Suicide Risk Factors in US Soldiers Identified

Liam Davenport

July 13, 2015

Enlisted soldiers in the US Army have a far higher risk for suicide than officers, researchers have discovered in findings that point to potential risk-factor-based suicide prevention strategies.

Robert J. Ursano, MD, Center for the Study of Traumatic Stress, Department of Psychiatry, Uniformed Services University of the Health Sciences, Bethesda, Maryland, and colleagues found that the factors associated with suicide differed between enlisted soldiers and officers, although female sex, age when entering service, and a recent mental health diagnosis were important predictors in both populations.

"Enlisted soldiers in their first tour of duty account for most medically documented suicide attempts. Risk is particularly high among soldiers with a recent mental health diagnosis," the investigators note.

"A concentration of risk strategy that incorporates factors such as sex, rank, age, length of service, deployment status, and mental health diagnosis into targeted prevention programs may have the greatest effect on population health within the US Army," they add.

The study was published online July 8 in JAMA Psychiatry.

The researchers examined data from the Army Study to Assess Risk and Resilience in Servicemembers (STARRS) on 9791 suicide attempts between January 1, 2004, and December 31, 2009, among active-duty regular Army soldiers.

They used individual-level person-month records from Army and Department of Defense administrative records to determine sociodemographic, service-related, and mental health predictors of medically documented suicide attempts in comparison with an equal-probability sample of 183,826 control person–months.

The results showed that 98.6% of all suicide attempts were among enlisted soldiers, at an overall rate of 377.0 per 100,000 person-years, although they accounted for only 83.5% of active-duty soldiers.

Commissioned officers and warrant officers formed 16.5% of the regular army but accounted for only 1.4% of suicide attempts, at an overall rate of 27.9 per 100,000 person-years.

On multivariate analysis, predictors of suicide attempts among enlisted soldiers were as follows:

  • female sex (odds ratio [OR], 2.4);

  • entering service at age 25 years or younger (OR, 1.6);

  • current age 29 years or younger (OR 5.6 for age <21 years, 2.9 for age 21 - 24 years, and 1.6 for age 25 - 29 years);

  • white race (OR, 0.7 for soldiers of black, Hispanic, or Asian ethnicity vs white combatants);

  • having less than a high school education (OR, 2.0);

  • being in the first 4 years of service (OR, 2.4 for 1 - 2 years, and 1.5 for 3 - 4 years);

  • having never or previously been deployed (OR, 2.8 and 2.6, respectively); and

  • being diagnosed with a mental health condition during the previous month (OR, 18.2).

Predictors of suicide among officers were female sex (OR, 2.8), entering service at age 25 years or older (OR, 2.0), being currently aged 40 years or older (OR, 0.5), and being diagnosed with a mental health condiotion during the previous month (OR, 90.2).

Further analysis indicated that, on discrete-time hazard models, the risk for suicide among enlisted soldiers was highest in the second month of service (102.7 per 100 000 person-months) and declined with increasing length of service, to a mean of 56.0 per 100,000 person-years during the second year of service and 29.4 per 100,000 person-months after 4 years of service.
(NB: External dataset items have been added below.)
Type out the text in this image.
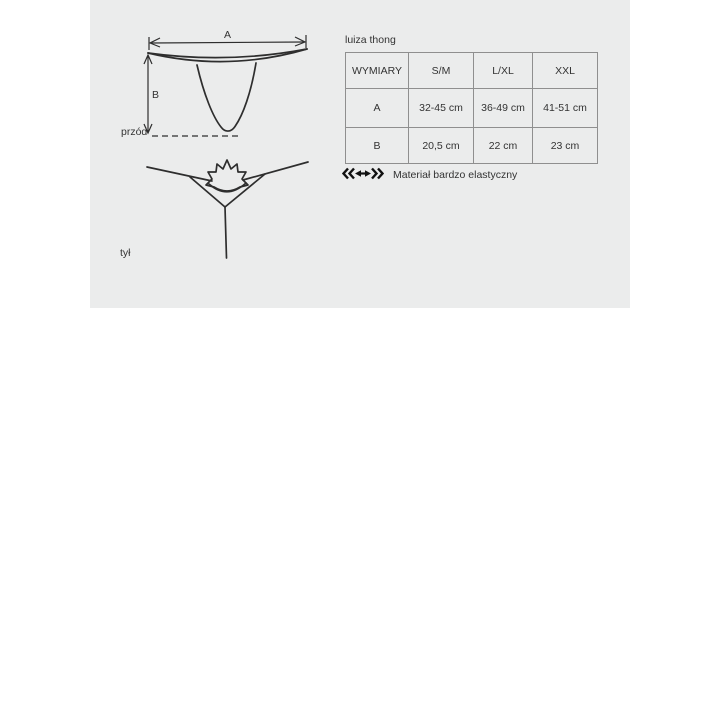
A
B
przód
tył
luiza thong
WYMIARY	S/M	L/XL	XXL
A	32-45 cm	36-49 cm	41-51 cm
B	20,5 cm	22 cm	23 cm
Materiał bardzo elastyczny
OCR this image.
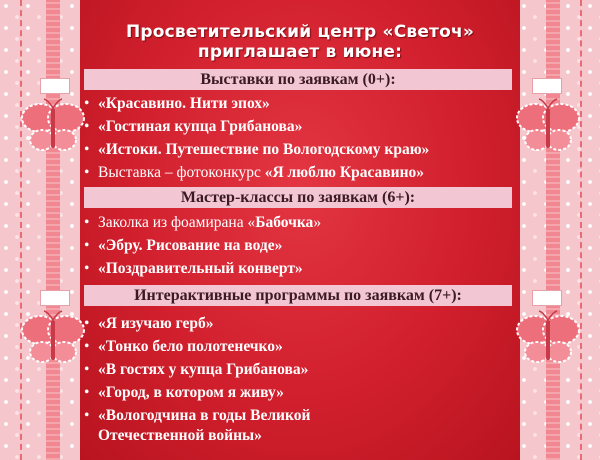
Просветительский центр «Светоч»
приглашает в июне:
Выставки по заявкам (0+):
• «Красавино. Нити эпох»
• «Гостиная купца Грибанова»
• «Истоки. Путешествие по Вологодскому краю»
• Выставка – фотоконкурс «Я люблю Красавино»
Мастер-классы по заявкам (6+):
• Заколка из фоамирана «Бабочка»
• «Эбру. Рисование на воде»
• «Поздравительный конверт»
Интерактивные программы по заявкам (7+):
• «Я изучаю герб»
• «Тонко бело полотенечко»
• «В гостях у купца Грибанова»
• «Город, в котором я живу»
• «Вологодчина в годы Великой
Отечественной войны»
The risk for suicide among officers remained stable over time, at an overall mean of 6.1 per 100,000 person-months.

"The findings suggest that enlisted soldiers and officers require unique considerations in research and prevention," the researchers write.

"Beyond potentially important differences in sociodemographic characteristics (eg, higher educational levels among officers), training, and occupational responsibilities, these groups also have distinct risk distributions," they add.

Discussing the application of their findings, the researchers say: "For clinicians assessing individual risk, distinguishing between who they are likely to see in practice vs who is at highest risk in the population is important."

"Similarly, program planners seeking to have the greatest effect on population health must consider where risk is concentrated within the population when developing interventions."

Army STARRS was sponsored by the US Department of the Army and funded by cooperative agreement U01MH087981 with the US Department of Health and Human Services, National Institutes of Health, National Institute of Mental Health. Dr Kessler has been a consultant during the past 3 years for J & J Wellness & Prevention, Inc, Lake Nona Institute, Ortho-McNeil Janssen Scientific Affairs, Sanofi, Shire US Inc, and Transcept Pharmaceuticals Inc; has received research support for his epidemiologic studies during this period from EPI-Q, Sanofi, and Walgreens Co; and owns a 25% share in DataStat, Inc. Dr Stein has been a consultant for Healthcare Management Technologies, Janssen Pharmaceuticals, Pfizer, and Tonix Pharmaceuticals. The other authors have disclosed no relevant financial relationships.